Não, o amor não é privilégio das mulheres nesse livro de Gustavo Rios. Ao contrário, o amor é coisa de homens (e uma coisa feia), com seus modos rudes, sua imaturidade inata, sua ingenuidade tocante, sua melancolia e frágil desesperança. A violência tipicamente masculina por tudo isso também se faz presente; mas não ao modo da hiperviolência muito em moda em filmes e livros contemporâneos. A violência masculina no livro de Gustavo Rios é reação a uma impotência, junto a si e ao mundo. A si como silêncio “educado” a que todo homem se submete, calando sobre seus sentimentos em nome da necessidade de ser “homem”, com compromissos, responsável, bem sucedido (ou com pretensões de sê-lo), empregado, que garanta afetiva, moral e financeiramente a si e sua família. Ao mundo, pelo brutalismo com que é simplesmente rejeitado e descartado, caso nada disso seja minimamente conquistado.
A despeito das aparências que socialmente soem ser ditas e repetidas como verdades verdadeiras, e que historicamente são verdades verdadeiríssimas, os homens nos contos de Gustavo Rios são seres frágeis, fragilíssimos; e como são duras as suas vidas, como a sua arrogância desesperada diante da vida que lhes é imposta os faz cometer atos da mais absoluta paixão, alucinação e, às vezes, estupidez. E, ao mesmo tempo, quanto amor têm para dar – e não sabem como fazê-lo! O amor é uma coisa feia porque faz sofrer, porque escorre por entre os dedos da mão que se fecha para agarrá-lo com todas as forças, com toda a paixão possível.

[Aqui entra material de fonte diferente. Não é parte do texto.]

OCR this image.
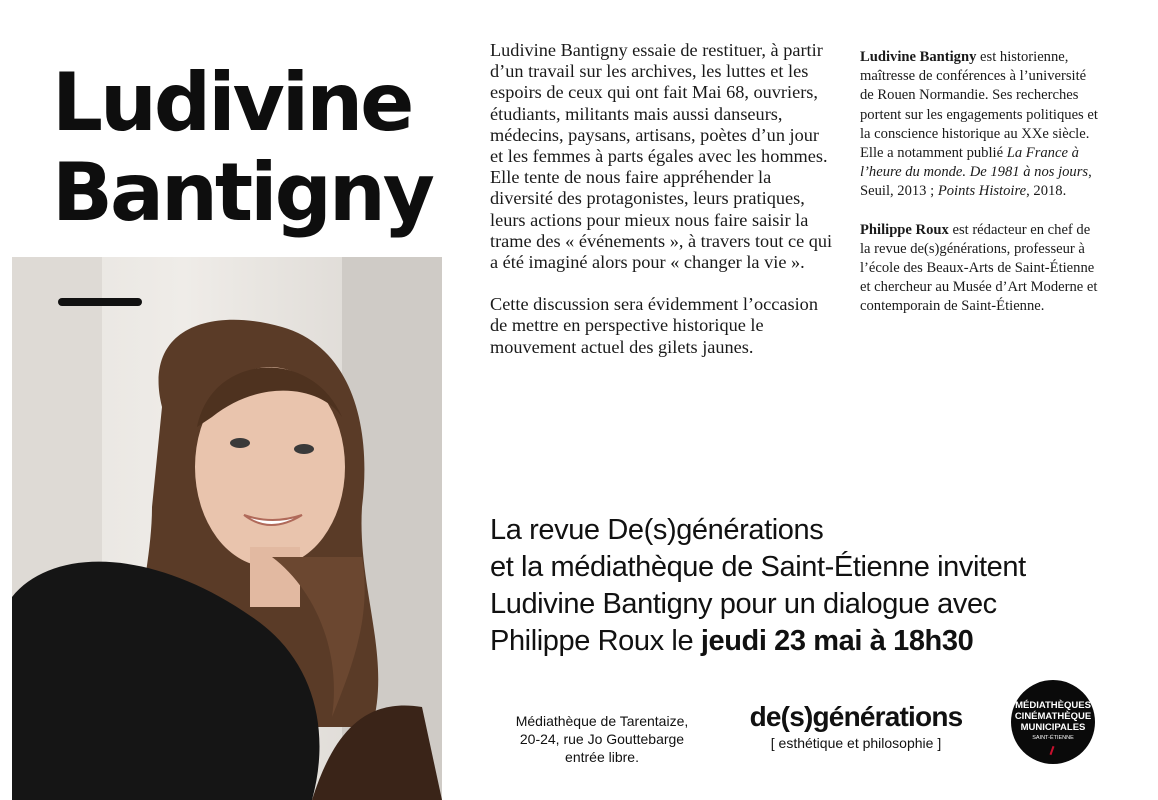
Ludivine
Bantigny

Ludivine Bantigny essaie de restituer, à partir d’un travail sur les archives, les luttes et les espoirs de ceux qui ont fait Mai 68, ouvriers, étudiants, militants mais aussi danseurs, médecins, paysans, artisans, poètes d’un jour et les femmes à parts égales avec les hommes. Elle tente de nous faire appréhender la diversité des protagonistes, leurs pratiques, leurs actions pour mieux nous faire saisir la trame des « événements », à travers tout ce qui a été imaginé alors pour « changer la vie ».

Cette discussion sera évidemment l’occasion de mettre en perspective historique le mouvement actuel des gilets jaunes.

Ludivine Bantigny est historienne, maîtresse de conférences à l’université de Rouen Normandie. Ses recherches portent sur les engagements politiques et la conscience historique au XXe siècle. Elle a notamment publié La France à l’heure du monde. De 1981 à nos jours, Seuil, 2013 ; Points Histoire, 2018.

Philippe Roux est rédacteur en chef de la revue de(s)générations, professeur à l’école des Beaux-Arts de Saint-Étienne et chercheur au Musée d’Art Moderne et contemporain de Saint-Étienne.

La revue De(s)générations
et la médiathèque de Saint-Étienne invitent
Ludivine Bantigny pour un dialogue avec
Philippe Roux le jeudi 23 mai à 18h30
Médiathèque de Tarentaize,
20-24, rue Jo Gouttebarge
entrée libre.
de(s)générations
[ esthétique et philosophie ]
MÉDIATHÈQUES
CINÉMATHÈQUE
MUNICIPALES
SAINT-ÉTIENNE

E por ele homens cometem barbaridades, como no conto “Mon Amour”, quando um Natanael, ao ser trocado pela mulher amada por um outro, compra uma arma e comete o mais cotidiano e injustificável dos gestos de amor masculino: a mata. Ao ver o cadáver no chão, Nataneal constata, para o espanto do seu sentimento vingativo – que afinal não fora nem nunca será vingado – que naquele corpo que lhe era tão querido, tão amado, “não havia sangue. Havia purpurina”. Lirismo e crueldade se misturam em muitas dessas narrativas. Mas nada de muito extravagante. Só o necessário, o direto, o mais comum dos eventos mais comuns, com sua barbaridade, seu espanto, sua beleza e violência. Nada de amor romântico, mas o amor cruel que os homens só são capazes de sentir. Desesperados.